We include the Spark documentation as part of the source (as opposed to using a hosted wiki, such as the github wiki, as the definitive documentation) to enable the documentation to evolve along with the source code and be captured by revision control (currently git). This way the code automatically includes the version of the documentation that is relevant regardless of which version or release you have checked out or downloaded.

In this directory you will find text files formatted using Markdown, with an ".md" suffix. You can read those text files directly if you want. Start with index.md.

Execute jekyll build from the docs/ directory to compile the site. Compiling the site with Jekyll will create a directory called _site containing index.html as well as the rest of the compiled files.

$ cd docs
$ jekyll build

You can modify the default Jekyll build as follows:

# Skip generating API docs (which takes a while)
$ SKIP_API=1 jekyll build

# Serve content locally on port 4000
$ jekyll serve --watch

# Build the site with extra features used on the live page
$ PRODUCTION=1 jekyll build

API Docs (Scaladoc, Javadoc, Sphinx, roxygen2, MkDocs)

You can build just the Spark scaladoc and javadoc by running ./build/sbt unidoc from the $SPARK_HOME directory.

Similarly, you can build just the PySpark docs by running make html from the $SPARK_HOME/python/docs directory. Documentation is only generated for classes that are listed as public in __init__.py. The SparkR docs can be built by running $SPARK_HOME/R/create-docs.sh, and the SQL docs can be built by running $SPARK_HOME/sql/create-docs.sh after building Spark first.

When you run jekyll build in the docs directory, it will also copy over the scaladoc and javadoc for the various Spark subprojects into the docs directory (and then also into the _site directory). We use a jekyll plugin to run ./build/sbt unidoc before building the site so if you haven't run it (recently) it may take some time as it generates all of the scaladoc and javadoc using Unidoc. The jekyll plugin also generates the PySpark docs using Sphinx, SparkR docs using roxygen2 and SQL docs using MkDocs.

NOTE: To skip the step of building and copying over the Scala, Java, Python, R and SQL API docs, run SKIP_API=1 jekyll build. In addition, SKIP_SCALADOC=1, SKIP_PYTHONDOC=1, SKIP_RDOC=1 and SKIP_SQLDOC=1 can be used to skip a single step of the corresponding language. SKIP_SCALADOC indicates skipping both the Scala and Java docs.
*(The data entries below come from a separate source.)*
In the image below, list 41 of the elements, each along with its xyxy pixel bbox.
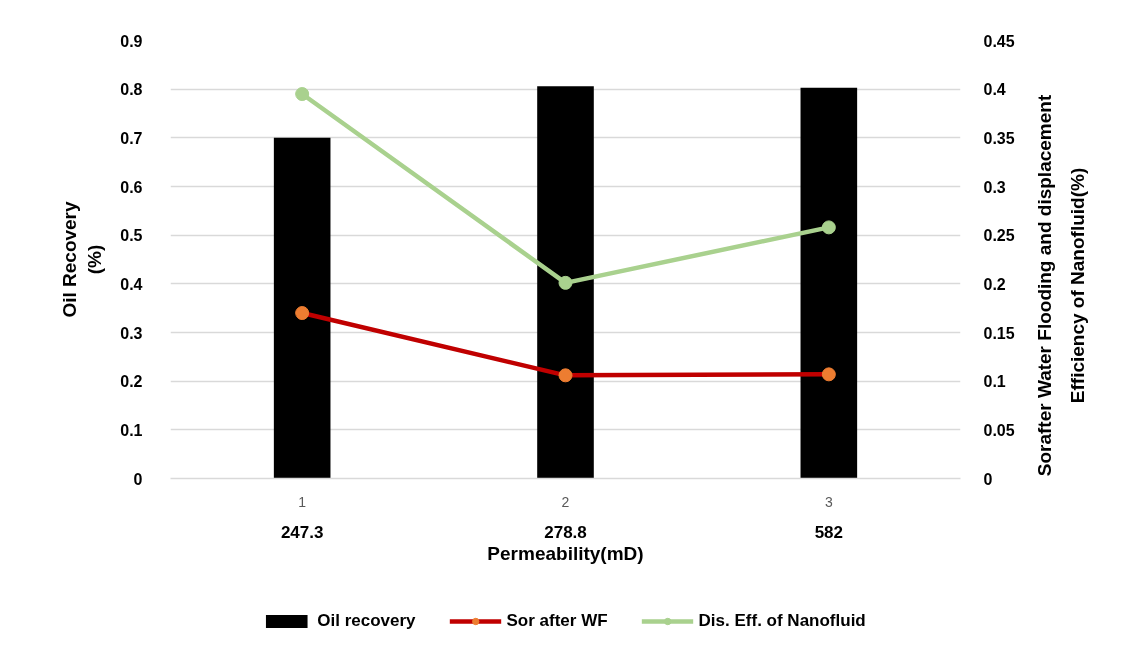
bar — [800, 87, 858, 479]
point — [295, 306, 310, 321]
y-axis-title: Oil Recovery (%) — [59, 200, 106, 318]
y2-tick-label: 0.25 — [983, 227, 1015, 245]
x-tick-label: 247.3 — [280, 522, 324, 542]
text: 1 — [298, 493, 307, 510]
y2-tick-label: 0 — [983, 470, 993, 488]
y-tick-label: 0.7 — [120, 129, 143, 147]
point — [558, 368, 573, 383]
y2-tick-label: 0.15 — [983, 324, 1015, 342]
y2-tick-label: 0.4 — [983, 81, 1006, 99]
y2-axis-title: Sorafter Water Flooding and displacement Efficiency of Nanofluid(%) — [1033, 94, 1088, 477]
x-tick-label: 278.8 — [544, 522, 587, 542]
point — [558, 275, 573, 290]
text: 3 — [824, 493, 833, 510]
y-tick-label: 0.3 — [120, 324, 143, 342]
y-tick-label: 0.9 — [120, 32, 143, 50]
y2-tick-label: 0.05 — [983, 421, 1015, 439]
y2-tick-label: 0.3 — [983, 178, 1006, 196]
y2-tick-label: 0.45 — [983, 32, 1015, 50]
x-tick-label: 582 — [814, 522, 844, 542]
y-tick-label: 0.1 — [120, 421, 143, 439]
legend-label: Dis. Eff. of Nanofluid — [698, 611, 866, 631]
y2-tick-label: 0.2 — [983, 275, 1006, 293]
text: 2 — [561, 493, 570, 510]
y-tick-label: 0.8 — [120, 81, 143, 99]
y-tick-label: 0.5 — [120, 227, 143, 245]
y2-tick-label: 0.1 — [983, 373, 1006, 391]
y-tick-label: 0.2 — [120, 373, 143, 391]
bar — [537, 86, 594, 479]
y-tick-label: 0.6 — [120, 178, 143, 196]
legend-label: Sor after WF — [506, 611, 608, 631]
point — [295, 87, 310, 102]
bar — [273, 137, 331, 479]
x-axis-title: Permeability(mD) — [487, 542, 644, 564]
y-tick-label: 0.4 — [120, 275, 143, 293]
y-tick-label: 0 — [133, 470, 143, 488]
point — [821, 220, 836, 235]
point — [821, 367, 836, 382]
legend-label: Oil recovery — [317, 611, 416, 631]
y2-tick-label: 0.35 — [983, 129, 1015, 147]
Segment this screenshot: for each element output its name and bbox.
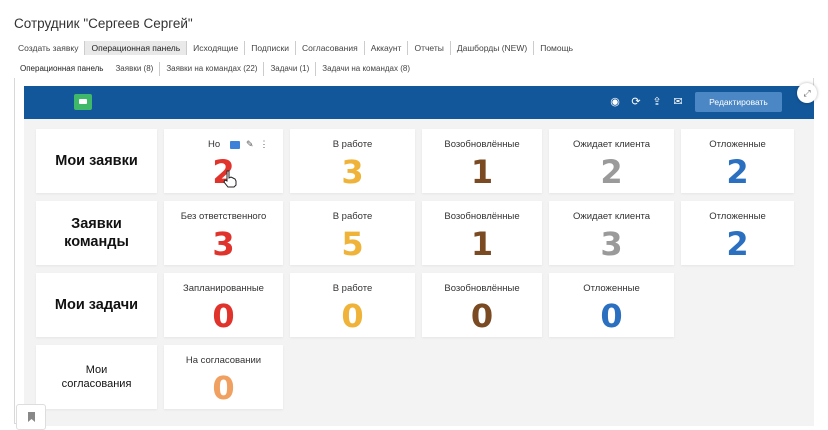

Automatically Rebuilding API Docs

jekyll serve --watch will only watch what's in docs/, and it won't follow symlinks. That means it won't monitor your API docs under python/docs or elsewhere.

To work around this limitation for Python, install entr and run the following in a separate shell:

cd "$SPARK_HOME/python/docs"
find .. -type f -name '*.py' \
| entr -s 'make html && cp -r _build/html/. ../../docs/api/python'

Whenever there is a change to your Python code, entr will automatically rebuild the Python API docs and copy them to docs/, thus triggering a Jekyll update.